A constitutional amendment to allow Nebraskans to bet on so-called historic horse races advances in the legislature after the Unicameral votes to end a filibuster against the measure.
Lawmakers first voted 33-13 to end an eight hour filibuster of the measure that stretched over four legislative days. They then gave initial approval to the amendment on a 29-19 vote.
While LR 41CA received just enough votes to end the filibuster, it fell one vote shy of what it will need to win approval in the legislature and be placed on the ballot in November of 2014.
Sen. Ernie Chambers of Omaha has been the primary opponent of the measure. He told colleagues that gambling interests will soon work to do away with the requirement that the video machines displaying historic races be placed at tracks running live horse races. He pointed out during debate that a track recently ran a 19-second race to meet the technical qualifications.
“Did you hear me? That’s what these honest people were doing. Falsifying, fabricating, playing a fast shuffle on the public by running a race when there was snow in other places or it was cold that lasted 19 seconds so that they could qualify for having had live racing,” Chambers stated.
The sponsor of the measure, Sen. Scott Lautenbaugh, a senator from Omaha, rejected Chambers’ assertion.
“It is no one’s intent to have these terminals at anywhere other than licensed race tracks where racing takes place.
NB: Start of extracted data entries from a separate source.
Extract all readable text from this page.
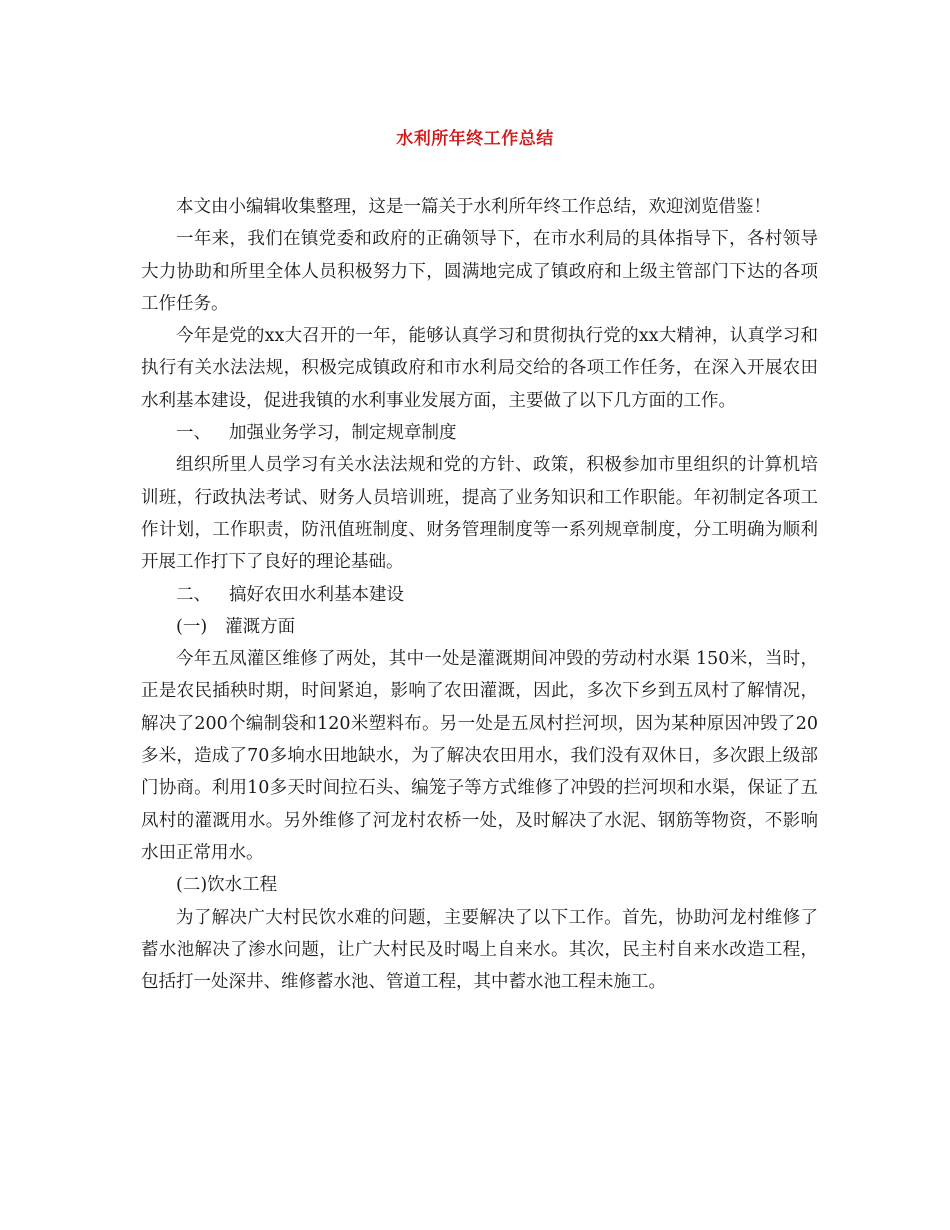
水利所年终工作总结

本文由小编辑收集整理，这是一篇关于水利所年终工作总结，欢迎浏览借鉴！

一年来，我们在镇党委和政府的正确领导下，在市水利局的具体指导下，各村领导大力协助和所里全体人员积极努力下，圆满地完成了镇政府和上级主管部门下达的各项工作任务。

今年是党的xx大召开的一年，能够认真学习和贯彻执行党的xx大精神，认真学习和执行有关水法法规，积极完成镇政府和市水利局交给的各项工作任务，在深入开展农田水利基本建设，促进我镇的水利事业发展方面，主要做了以下几方面的工作。

一、 加强业务学习，制定规章制度

组织所里人员学习有关水法法规和党的方针、政策，积极参加市里组织的计算机培训班，行政执法考试、财务人员培训班，提高了业务知识和工作职能。年初制定各项工作计划，工作职责，防汛值班制度、财务管理制度等一系列规章制度，分工明确为顺利开展工作打下了良好的理论基础。

二、 搞好农田水利基本建设

(一) 灌溉方面

今年五凤灌区维修了两处，其中一处是灌溉期间冲毁的劳动村水渠 150米，当时，正是农民插秧时期，时间紧迫，影响了农田灌溉，因此，多次下乡到五凤村了解情况，解决了200个编制袋和120米塑料布。另一处是五凤村拦河坝，因为某种原因冲毁了20多米，造成了70多垧水田地缺水，为了解决农田用水，我们没有双休日，多次跟上级部门协商。利用10多天时间拉石头、编笼子等方式维修了冲毁的拦河坝和水渠，保证了五凤村的灌溉用水。另外维修了河龙村农桥一处，及时解决了水泥、钢筋等物资，不影响水田正常用水。

(二)饮水工程

为了解决广大村民饮水难的问题，主要解决了以下工作。首先，协助河龙村维修了蓄水池解决了渗水问题，让广大村民及时喝上自来水。其次，民主村自来水改造工程，包括打一处深井、维修蓄水池、管道工程，其中蓄水池工程未施工。
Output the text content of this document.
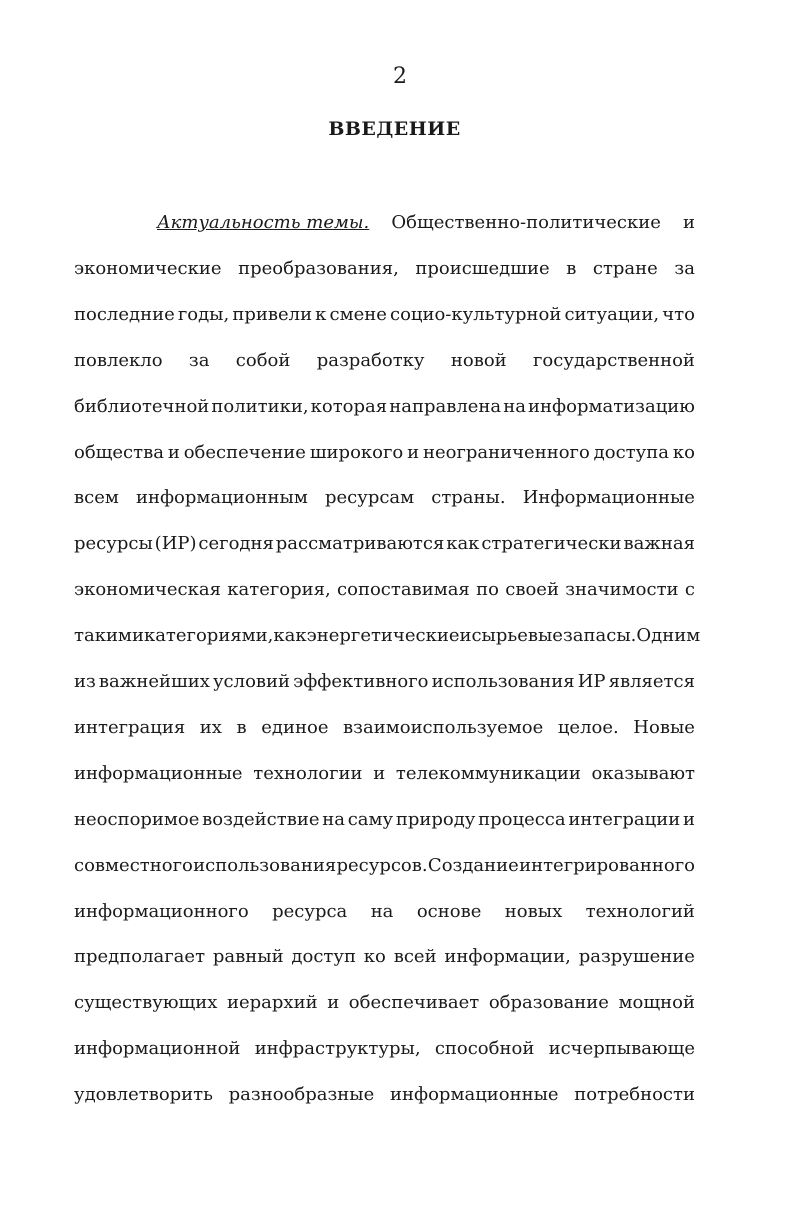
2
ВВЕДЕНИЕ
Актуальность темы. Общественно-политические и
экономические преобразования, происшедшие в стране за
последние годы, привели к смене социо-культурной ситуации, что
повлекло за собой разработку новой государственной
библиотечной политики, которая направлена на информатизацию
общества и обеспечение широкого и неограниченного доступа ко
всем информационным ресурсам страны. Информационные
ресурсы (ИР) сегодня рассматриваются как стратегически важная
экономическая категория, сопоставимая по своей значимости с
такими категориями, как энергетические и сырьевые запасы. Одним
из важнейших условий эффективного использования ИР является
интеграция их в единое взаимоиспользуемое целое. Новые
информационные технологии и телекоммуникации оказывают
неоспоримое воздействие на саму природу процесса интеграции и
совместного использования ресурсов. Создание интегрированного
информационного ресурса на основе новых технологий
предполагает равный доступ ко всей информации, разрушение
существующих иерархий и обеспечивает образование мощной
информационной инфраструктуры, способной исчерпывающе
удовлетворить разнообразные информационные потребности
The whole point of this is to promote live racing,” Lautenbaugh responded.
Supporters of the measure say it is needed to keep live horse racing viable in Nebraska. They claim the terminals will generate enough revenue to keep horse tracks afloat.
Opponents, though, equate the terminals with slot machines and say the measure simply expands gambling in the state.
That argument persuaded Gov. Dave Heineman to veto a similar measure last year. The legislature fell just short of the votes needed to override the veto. An override isn’t a factor this year. As a constitutional amendment, the measure goes directly to the ballot.
Under historic horse racing, video terminals display games with enough details disguised as to conceal the specific race. General information is provided about the horses and the jockeys.